Half-term, everyone away, is when time runs on but everything else stops. Worst of both worlds. The notion of an exciting text or email or call: forget it. I am a plankton luxuriously, gloriously, unexpectedly, astonishingly in possession of a few potential if piffling possibilities, but they are all away so any possibility is on hold and, for all I know, pursuing other possibilities of their own elsewhere. There is communication and date shut-down, and too many hours to naval-gaze and opine the fact that one is a plankton and that doesn’t look like changing any time soon.

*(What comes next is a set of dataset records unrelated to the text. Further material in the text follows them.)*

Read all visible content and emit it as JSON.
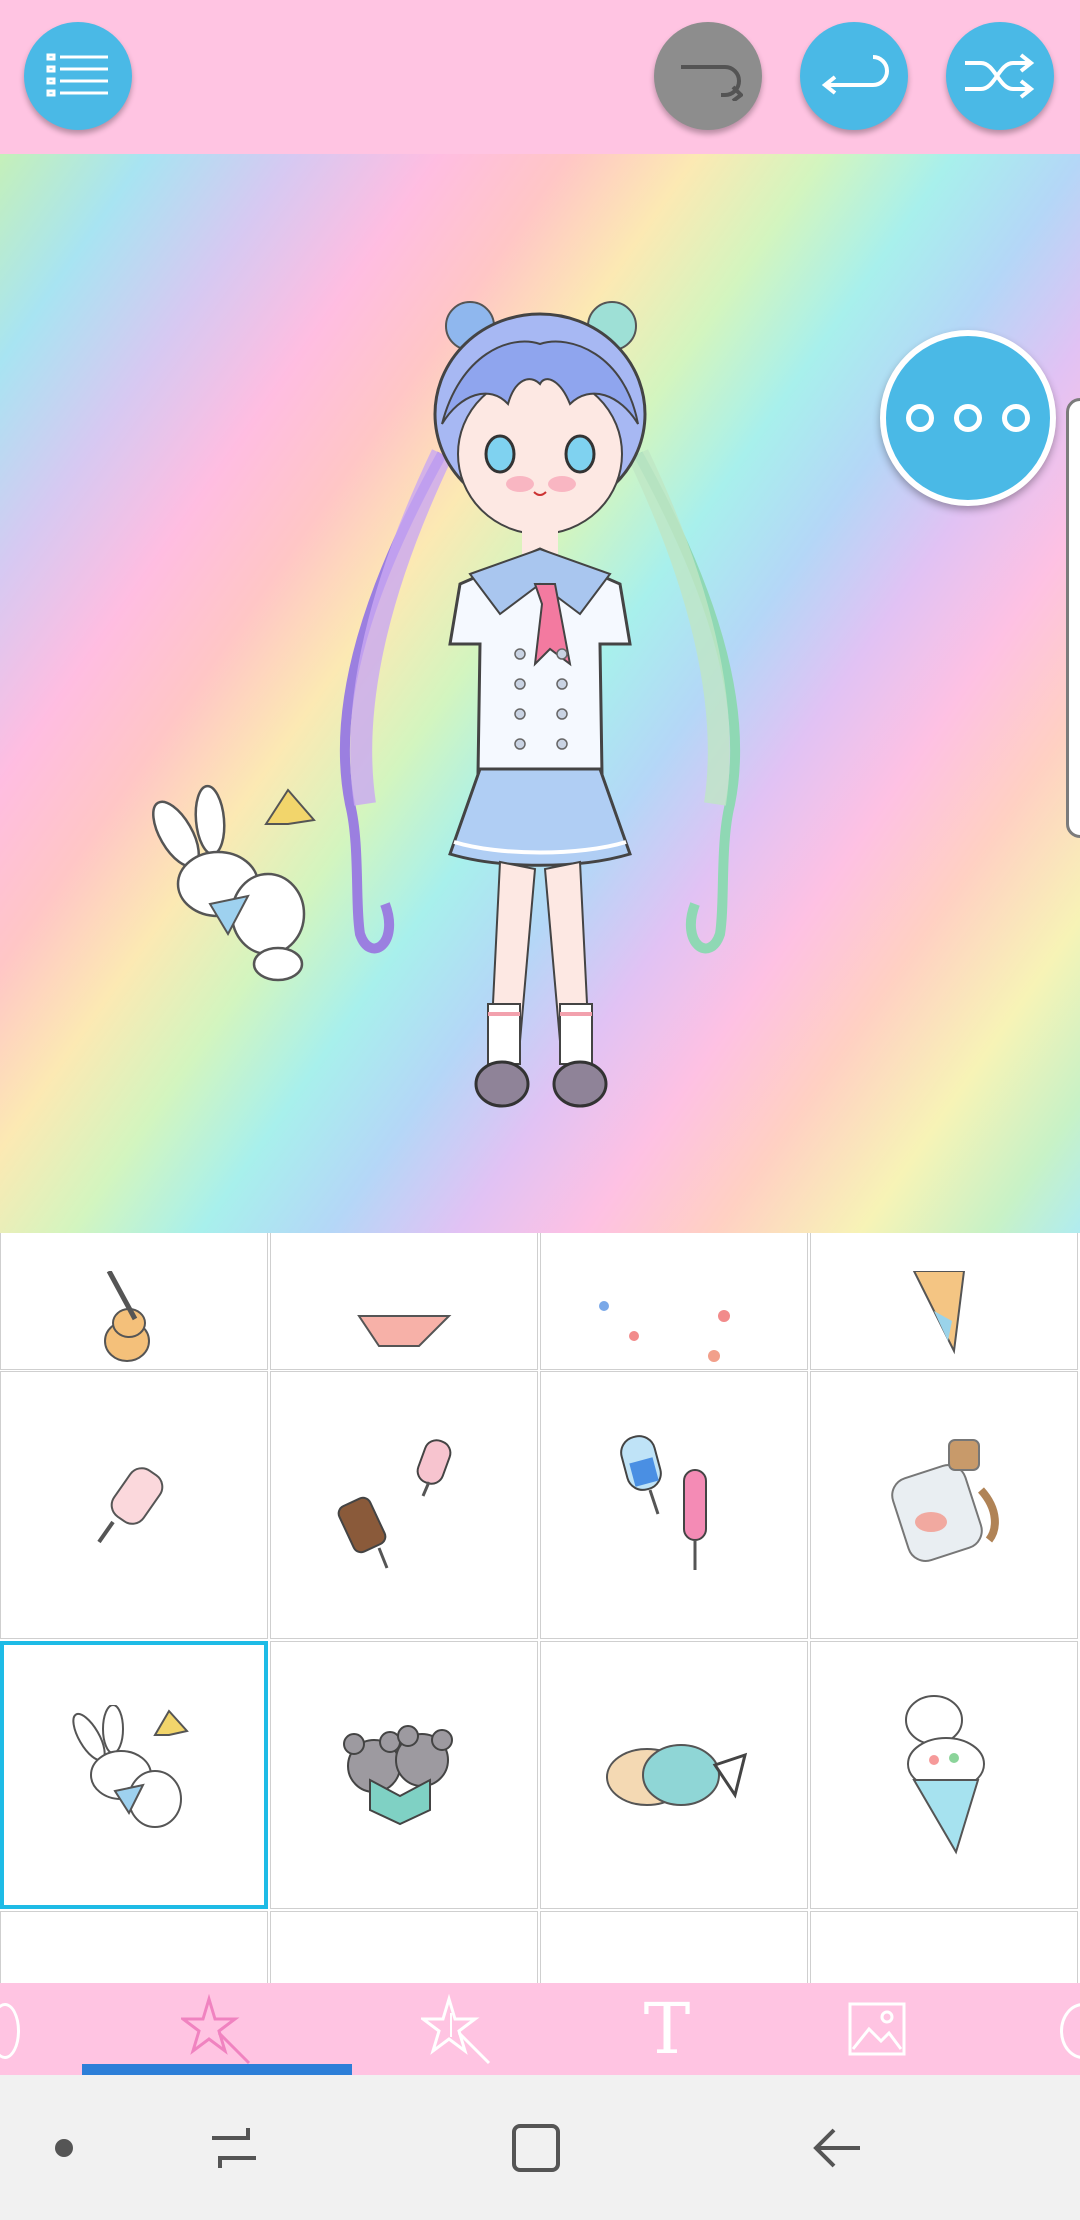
{
  "toolbar": {
    "menu": "menu-icon",
    "redo": "redo-icon",
    "undo": "undo-icon",
    "shuffle": "shuffle-icon"
  },
  "canvas": {
    "more": "more-options-icon"
  },
  "items_grid": {
    "rows": [
      [
        "guitar",
        "cake-slice",
        "sprinkles",
        "ice-cream-cone"
      ],
      [
        "popsicle",
        "chocolate-popsicles",
        "popsicle-and-lollipop",
        "shell-bottle"
      ],
      [
        "bunny-with-horn",
        "mice-reading-book",
        "penguins",
        "cat-ice-cream-cone"
      ],
      [
        "partial-item",
        "partial-item",
        "partial-item",
        "partial-item"
      ]
    ],
    "selected": "bunny-with-horn"
  },
  "tabs": [
    {
      "name": "sticker-tab",
      "icon": "star-wand-icon",
      "active": true
    },
    {
      "name": "effects-tab",
      "icon": "sparkle-star-icon",
      "active": false
    },
    {
      "name": "text-tab",
      "label": "T",
      "active": false
    },
    {
      "name": "background-tab",
      "icon": "image-icon",
      "active": false
    }
  ],
  "colors": {
    "pink": "#ffc4e2",
    "accent_blue": "#4ab9e6",
    "selection": "#1ebbe6",
    "tab_active": "#f083c0"
  }
}
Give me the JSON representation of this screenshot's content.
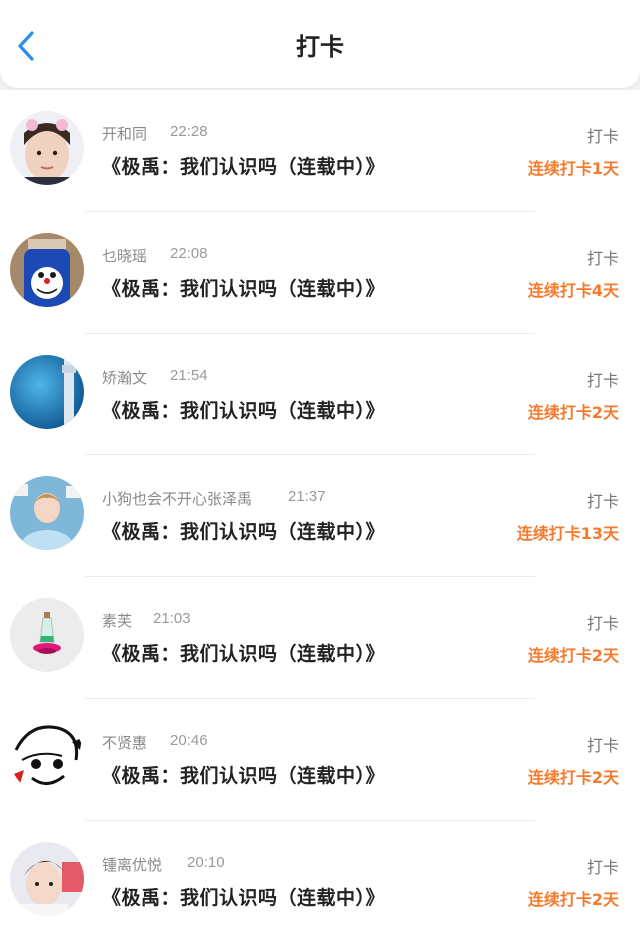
{
  "header": {
    "title": "打卡",
    "back_icon": "chevron-left-icon",
    "accent_color": "#2b8ff0"
  },
  "colors": {
    "streak": "#f57a2b",
    "name": "#8a8a8a",
    "title_text": "#222222"
  },
  "entries": [
    {
      "name": "开和同",
      "time": "22:28",
      "book": "《极禹：我们认识吗（连载中）》",
      "type": "打卡",
      "streak": "连续打卡1天"
    },
    {
      "name": "乜晓瑶",
      "time": "22:08",
      "book": "《极禹：我们认识吗（连载中）》",
      "type": "打卡",
      "streak": "连续打卡4天"
    },
    {
      "name": "矫瀚文",
      "time": "21:54",
      "book": "《极禹：我们认识吗（连载中）》",
      "type": "打卡",
      "streak": "连续打卡2天"
    },
    {
      "name": "小狗也会不开心张泽禹",
      "time": "21:37",
      "book": "《极禹：我们认识吗（连载中）》",
      "type": "打卡",
      "streak": "连续打卡13天"
    },
    {
      "name": "素芙",
      "time": "21:03",
      "book": "《极禹：我们认识吗（连载中）》",
      "type": "打卡",
      "streak": "连续打卡2天"
    },
    {
      "name": "不贤惠",
      "time": "20:46",
      "book": "《极禹：我们认识吗（连载中）》",
      "type": "打卡",
      "streak": "连续打卡2天"
    },
    {
      "name": "锺离优悦",
      "time": "20:10",
      "book": "《极禹：我们认识吗（连载中）》",
      "type": "打卡",
      "streak": "连续打卡2天"
    }
  ]
}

I go to a lot of films as filler, and a friend came to stay last night. He said it is entirely down to me; there is no relying on anyone else to help, because people don’t. He needs some help getting work but not one of his influential friends has had the wit to put in a word for him. They haven’t thought beyond their own noses. So it is with married folk in relation to their plankton friends. So often people have said, breezily, they will introduce me to a particular man but, with one or two notable exceptions, they never do. How many times can one say, “When are you going to get me round with X?” Maybe twice, then you give up. They don’t understand the poignancy of the in-between times such as half-terms or holidays, let alone have any sense of urgency. Some even say to me, “Stop thinking about finding someone and then you will,” and I want to slaughter them for their lack of imagination. Just as I am a woman, British, of a certain height and weight, class and profession, I am single. It is part of my ID, and I want to change it. Of course I think about it a fair whack of the time.
As I look in the mirror too often during the in-between times, because I have the time, I have a complete sense of urgency but there is bugger all I can do about it. I have made a decision, though, that when Smidgen returns, I shall do everything in my (very limited) power to move things on, for one of the commodities no longer on my side – lots of those! – is time.